Add test datasets in README

README.md

@@ -45,22 +45,34 @@ make
 ## 📖 Usage
 BWA-FastAlign follows the same command-line interface as BWA-MEM.
 
-1.  **Index the Reference.** Before alignment, you must index your reference genome (e.g., human_g1k_v37.fasta).

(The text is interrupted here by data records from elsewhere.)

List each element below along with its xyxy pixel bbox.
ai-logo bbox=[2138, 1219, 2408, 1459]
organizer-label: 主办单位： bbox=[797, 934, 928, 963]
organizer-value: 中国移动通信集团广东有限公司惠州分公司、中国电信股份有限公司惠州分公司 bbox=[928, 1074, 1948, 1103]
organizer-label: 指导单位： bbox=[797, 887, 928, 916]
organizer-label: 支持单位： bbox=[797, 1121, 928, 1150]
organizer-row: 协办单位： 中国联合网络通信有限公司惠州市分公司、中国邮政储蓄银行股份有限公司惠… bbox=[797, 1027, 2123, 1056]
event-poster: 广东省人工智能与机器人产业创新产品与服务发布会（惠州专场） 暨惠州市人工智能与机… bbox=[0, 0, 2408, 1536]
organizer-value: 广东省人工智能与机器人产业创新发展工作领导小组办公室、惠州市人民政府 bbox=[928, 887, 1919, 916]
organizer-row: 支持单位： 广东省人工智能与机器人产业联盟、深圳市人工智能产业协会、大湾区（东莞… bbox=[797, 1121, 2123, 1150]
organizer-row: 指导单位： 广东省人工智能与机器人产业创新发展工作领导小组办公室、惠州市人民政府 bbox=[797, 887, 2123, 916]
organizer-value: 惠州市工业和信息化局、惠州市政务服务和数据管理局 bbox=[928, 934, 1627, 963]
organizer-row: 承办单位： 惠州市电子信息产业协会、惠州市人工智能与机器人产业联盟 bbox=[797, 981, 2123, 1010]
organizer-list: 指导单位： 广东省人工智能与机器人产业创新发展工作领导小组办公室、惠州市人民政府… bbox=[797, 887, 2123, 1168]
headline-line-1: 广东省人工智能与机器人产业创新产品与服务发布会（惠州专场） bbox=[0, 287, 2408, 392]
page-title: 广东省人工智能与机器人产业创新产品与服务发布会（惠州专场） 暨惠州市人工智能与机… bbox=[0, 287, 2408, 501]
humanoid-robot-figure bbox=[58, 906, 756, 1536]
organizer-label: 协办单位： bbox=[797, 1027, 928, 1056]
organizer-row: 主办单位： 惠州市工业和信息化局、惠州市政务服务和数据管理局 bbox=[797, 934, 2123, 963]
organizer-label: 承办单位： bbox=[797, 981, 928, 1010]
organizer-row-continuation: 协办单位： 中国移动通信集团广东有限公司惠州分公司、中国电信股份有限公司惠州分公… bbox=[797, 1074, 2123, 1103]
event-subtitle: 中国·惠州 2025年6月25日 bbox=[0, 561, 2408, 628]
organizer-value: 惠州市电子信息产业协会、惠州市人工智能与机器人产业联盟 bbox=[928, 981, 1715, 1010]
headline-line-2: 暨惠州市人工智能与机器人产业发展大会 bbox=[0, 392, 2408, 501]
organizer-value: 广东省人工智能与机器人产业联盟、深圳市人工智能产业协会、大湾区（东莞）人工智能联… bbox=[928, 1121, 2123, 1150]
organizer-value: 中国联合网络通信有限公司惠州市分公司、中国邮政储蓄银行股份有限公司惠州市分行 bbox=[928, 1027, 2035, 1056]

+0.  **Download Datasets.** We download E.coli reference genome and sequencing reads.
 ```bash
-# This will generate the Hybrid Index files
+# Download reference genome
+wget http://ftp.ncbi.nlm.nih.gov/genomes/all/GCA/000/005/845/GCA_000005845.2_ASM584v2/GCA_000005845.2_ASM584v2_genomic.fna.gz
+gzip -d GCA_000005845.2_ASM584v2_genomic.fna.gz
+mv GCA_000005845.2_ASM584v2_genomic.fna ref.fasta
+
+# Download sequencing reads
+wget ftp://ftp.sra.ebi.ac.uk/vol1/fastq/SRR258/003/SRR2584863/SRR2584863_1.fastq.gz -O reads_1.fq.gz
+wget ftp://ftp.sra.ebi.ac.uk/vol1/fastq/SRR258/003/SRR2584863/SRR2584863_2.fastq.gz -O reads_2.fq.gz
+```
+
+1.  **Index the Reference.** Before alignment, you must index your reference genome.
+```bash
+# This will generate the hybrid index files
 ./fastalign index ref.fa
 ```
 
 2.  **Align Reads (Mem).** Map single-end or paired-end reads to the reference.
 ```bash
 # Single-end alignment
-./fastalign mem ref.fa reads.fq > aln.sam
+./fastalign mem ref.fa reads.fq.gz > aln.sam
 
 # Paired-end alignment
-./fastalign mem ref.fa read1.fq read2.fq > aln.sam
+./fastalign mem ref.fa read1.fq.gz read2.fq.gz > aln.sam
 
 # Using multiple threads (Recommended: 32-128 threads for high throughput)
-./fastalign mem -t 64 ref.fa read1.fq read2.fq > aln.sam
+./fastalign mem -t 64 ref.fa read1.fq.gz read2.fq.gz > aln.sam
 ```
 
 3.  **Options.** BWA-FastAlign supports the standard BWA-MEM options. Run ./fastalign mem to see the full list.